A Cosenza (e non solo) si replica il “Cuddruriaddru” Day

“É quasi rutunnu ed é dorata,
si mangia a vijilia da ‘Mmaculata,
po essa certe vote d’uagliu ‘nzivatu
ma u sapuri delizia tuttu u palatu…
Senza nente é davero cosa beddra,
ma ccu l’alici diventa vecchiareddra!
Farina e patate ammassate a puntino,
a morte sua é ccu nu bicchiari i vino!
Crespelle, ciambelle,o atri numi strani,
ma cca si sbagli ti ciuncanu i mani…
Cumu u chiamano fora ti frichi d’iddri,
ma cca a Cusenza, su i CUDDRURIADDRI”
(di Alessandro Augeri)

Le festività natalizie in Calabria rappresentano un vero trionfo di specialità culinarie le cui ricette si perdono nella notte dei tempi. Deliziosi profumi inondano case e strade, portando quella tipica aria di convivialità che rende tutto più magico. Ma c’è un piatto che – dopo l’Immacolata Concezione – nel giorno che precede il Natale, è re indiscusso a Cosenza e provincia: u cuddruriaddru.

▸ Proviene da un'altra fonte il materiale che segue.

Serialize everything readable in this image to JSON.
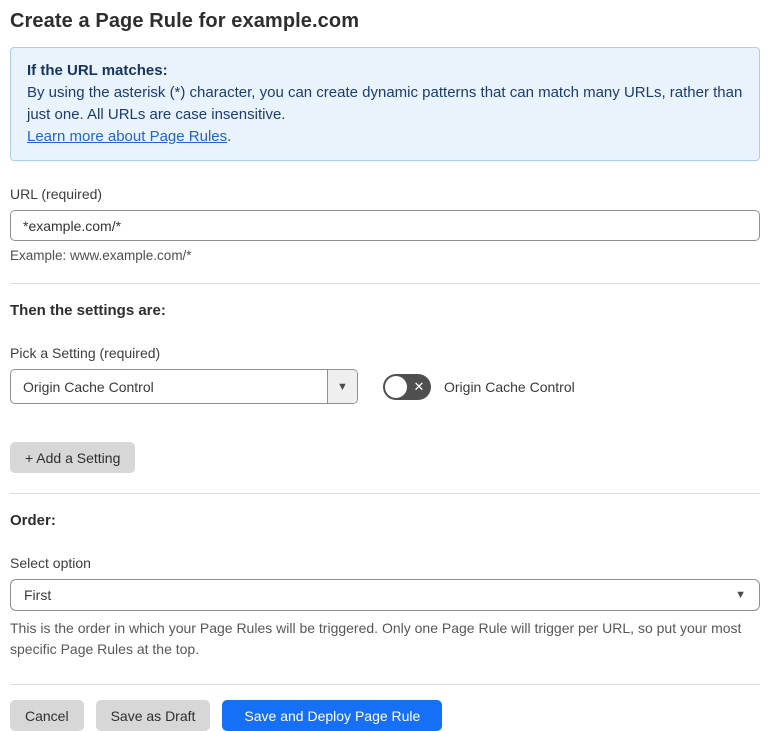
{
  "page": {
    "title": "Create a Page Rule for example.com"
  },
  "info_box": {
    "heading": "If the URL matches:",
    "body": "By using the asterisk (*) character, you can create dynamic patterns that can match many URLs, rather than just one. All URLs are case insensitive.",
    "link_label": "Learn more about Page Rules",
    "link_suffix": "."
  },
  "url_field": {
    "label": "URL (required)",
    "value": "*example.com/*",
    "hint": "Example: www.example.com/*"
  },
  "settings_section": {
    "heading": "Then the settings are:",
    "picker_label": "Pick a Setting (required)",
    "picker_value": "Origin Cache Control",
    "picker_arrow": "▼",
    "toggle_state": "off",
    "toggle_icon": "✕",
    "toggle_label": "Origin Cache Control",
    "add_button_label": "+ Add a Setting"
  },
  "order_section": {
    "heading": "Order:",
    "select_label": "Select option",
    "select_value": "First",
    "select_arrow": "▼",
    "help_text": "This is the order in which your Page Rules will be triggered. Only one Page Rule will trigger per URL, so put your most specific Page Rules at the top."
  },
  "footer": {
    "cancel_label": "Cancel",
    "save_draft_label": "Save as Draft",
    "save_deploy_label": "Save and Deploy Page Rule"
  },
  "colors": {
    "accent_blue": "#1670f5",
    "info_background": "#e9f3fc",
    "info_border": "#abceef",
    "info_text": "#1d3c6e",
    "link_blue": "#2063d1",
    "toggle_off_background": "#4f4f4f",
    "button_gray": "#d7d7d7"
  }
}
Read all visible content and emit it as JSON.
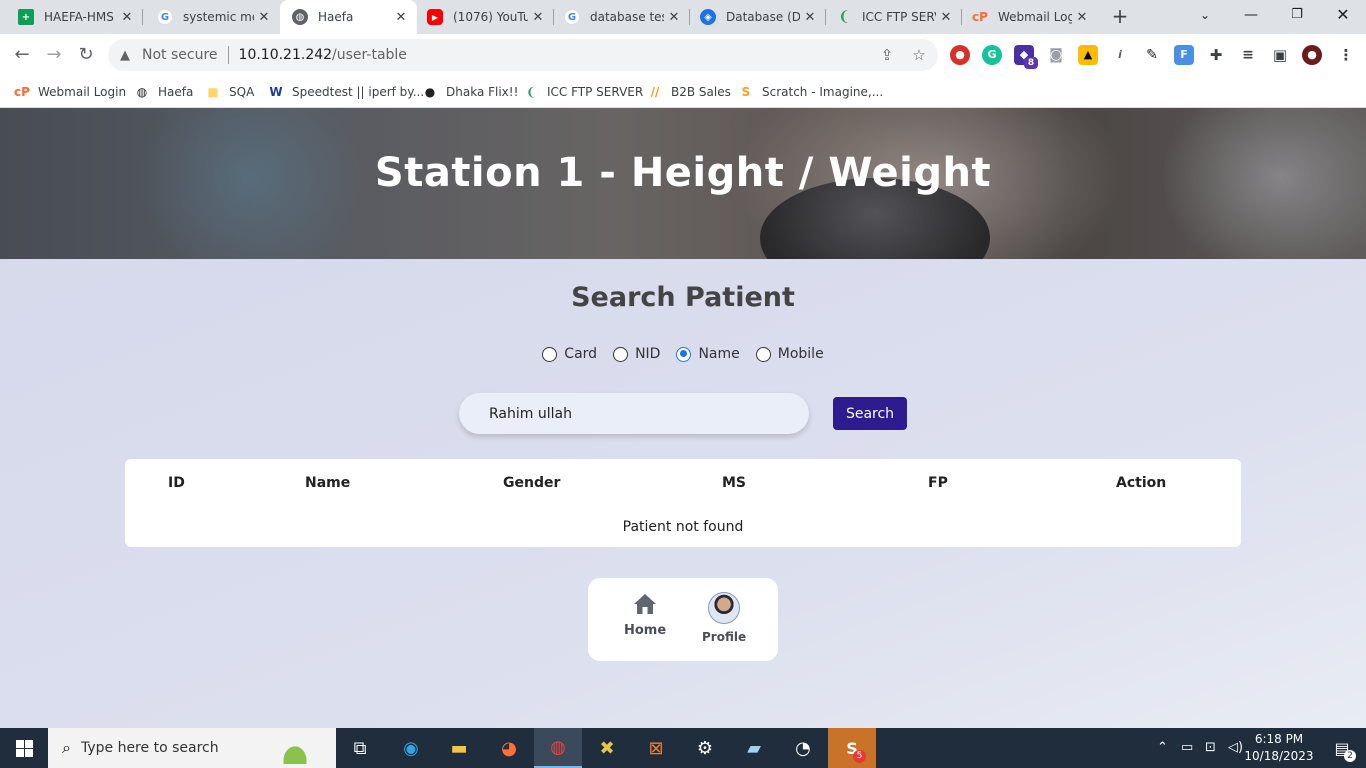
{
  "browser": {
    "tabs": [
      {
        "label": "HAEFA-HMS",
        "icon": "sheets-icon",
        "color": "#0f9d58"
      },
      {
        "label": "systemic me",
        "icon": "google-icon",
        "color": "#4285f4"
      },
      {
        "label": "Haefa",
        "icon": "globe-icon",
        "color": "#5f6368"
      },
      {
        "label": "(1076) YouTu",
        "icon": "youtube-icon",
        "color": "#ff0000"
      },
      {
        "label": "database tes",
        "icon": "google-icon",
        "color": "#4285f4"
      },
      {
        "label": "Database (D",
        "icon": "drawio-icon",
        "color": "#1a73e8"
      },
      {
        "label": "ICC FTP SERV",
        "icon": "icc-icon",
        "color": "#2e9e4f"
      },
      {
        "label": "Webmail Log",
        "icon": "cpanel-icon",
        "color": "#ff6c2c"
      }
    ],
    "new_tab_symbol": "+",
    "address": {
      "security_label": "Not secure",
      "host": "10.10.21.242",
      "path": "/user-table"
    },
    "bookmarks": [
      {
        "label": "Webmail Login",
        "icon": "cpanel-icon",
        "color": "#ff6c2c"
      },
      {
        "label": "Haefa",
        "icon": "globe-icon",
        "color": "#202124"
      },
      {
        "label": "SQA",
        "icon": "folder-icon",
        "color": "#fbd46d"
      },
      {
        "label": "Speedtest || iperf by...",
        "icon": "speedtest-icon",
        "color": "#1c3f94"
      },
      {
        "label": "Dhaka Flix!!",
        "icon": "dhakaflix-icon",
        "color": "#222222"
      },
      {
        "label": "ICC FTP SERVER",
        "icon": "icc-icon",
        "color": "#2e9e4f"
      },
      {
        "label": "B2B Sales",
        "icon": "b2b-icon",
        "color": "#f59e0b"
      },
      {
        "label": "Scratch - Imagine,...",
        "icon": "scratch-icon",
        "color": "#f7a21b"
      }
    ],
    "extension_badge": "8"
  },
  "page": {
    "hero_title": "Station 1 - Height / Weight",
    "search_title": "Search Patient",
    "radios": [
      {
        "label": "Card",
        "checked": false
      },
      {
        "label": "NID",
        "checked": false
      },
      {
        "label": "Name",
        "checked": true
      },
      {
        "label": "Mobile",
        "checked": false
      }
    ],
    "search_value": "Rahim ullah",
    "search_button": "Search",
    "table": {
      "columns": [
        "ID",
        "Name",
        "Gender",
        "MS",
        "FP",
        "Action"
      ],
      "empty_message": "Patient not found"
    },
    "bottom_nav": {
      "home_label": "Home",
      "profile_label": "Profile"
    },
    "accent": "#2d1b8f"
  },
  "taskbar": {
    "search_placeholder": "Type here to search",
    "time": "6:18 PM",
    "date": "10/18/2023",
    "notification_count": "2",
    "chrome_badge": "5"
  }
}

Così buono da meritare perfino dei versi, il termine “cuddruriaddri” deriva dal greco κολλύρα, “collura”, usato nell’antichità per indicare vari tipi di pane: ciambelle, focacce o pane biscottato. A Cosenza la pronuncia locale è “cuddruriaddru”.

Per chi non è del posto la pronuncia può diventare un vero scioglilingua (e spesso oggetto di simpatiche prese in giro), soprattutto per via della doppia “ddru”, che ricorda il suono inglese di “drug”. Come accade con molte ricette tradizionali, esistono diverse varianti dei cuddruriaddri che cambiano da paese a paese. Le differenze riguardano il nome, i passaggi della preparazione, il tipo di farina utilizzato (00, 0, oppure semola di grano duro), la proporzione tra patate e farina (100%, 50% o assente in alcune zone), le dosi di lievito, i tempi di lievitazione e il modo in cui si formano i panetti. Naturalmente c’è chi ha trasformato la preparazione dei cuddruriaddri in un piccolo cavallo di battaglia, ma per chi desidera cimentarsi a casa, ecco una delle varianti più diffuse.

Ingredienti

  • 1 kg di farina “00”
  • 1 cubetto di lievito di birra
  • 500 g di patate della Sila IGP
  • 25/30 g di sale
  • acqua tiepida di cottura q.b.

Procedimento

Iniziate preparando le patate della Sila IGP, sbucciandole e pulendole prima di metterle a bollire. È possibile usare anche la pentola a pressione, cuocendole per 8/10 minuti. Dopo la cottura, lasciatele intiepidire e conservate l’acqua, perché servirà più avanti.

Disponete la farina a fontana in una ciotola capiente e, al centro, schiacciate le patate. Per semplificare l’operazione è utile uno schiacciapatate.

Sciogliete il lievito nell’acqua di cottura tiepida delle patate. Una volta sciolto, aggiungetelo al composto di farina e patate e iniziate a impastare: all’inizio l’impasto può risultare morbido e colloso, ma è del tutto normale. Continuate finché parte della farina non viene assorbita, poi aggiungete il sale e lavorate fino a ottenere una consistenza uniforme, pur rimanendo leggermente grezza.

Trasferite l’impasto su un piano infarinato e continuate a lavorarlo con energia. Se risulta ancora troppo appiccicoso, aggiungete un po’ di farina fino a ottenere una consistenza morbida, simile a quella degli gnocchi.

Formate un filone e dividetelo in pezzi da circa 90 g, modellandoli in palline ben chiuse per trattenere l’aria. Disponetele sul piano infarinato e lasciatele lievitare in un luogo caldo per 2-3 ore, finché non avranno raddoppiato il volume.

Scaldate l’olio in una padella profonda a fuoco medio (circa 160°). Prima della frittura, verificate la temperatura con un pezzetto di impasto. Prendete le palline, modellatele in ciambelle con un foro centrale e immergetele nell’olio, girandole durante la cottura. Quando assumono un colore dorato tendente all’arancione scuro, sono pronte.

A questo punto non resta che gustarle calde, magari accompagnate da un buon vino e dai salumi locali.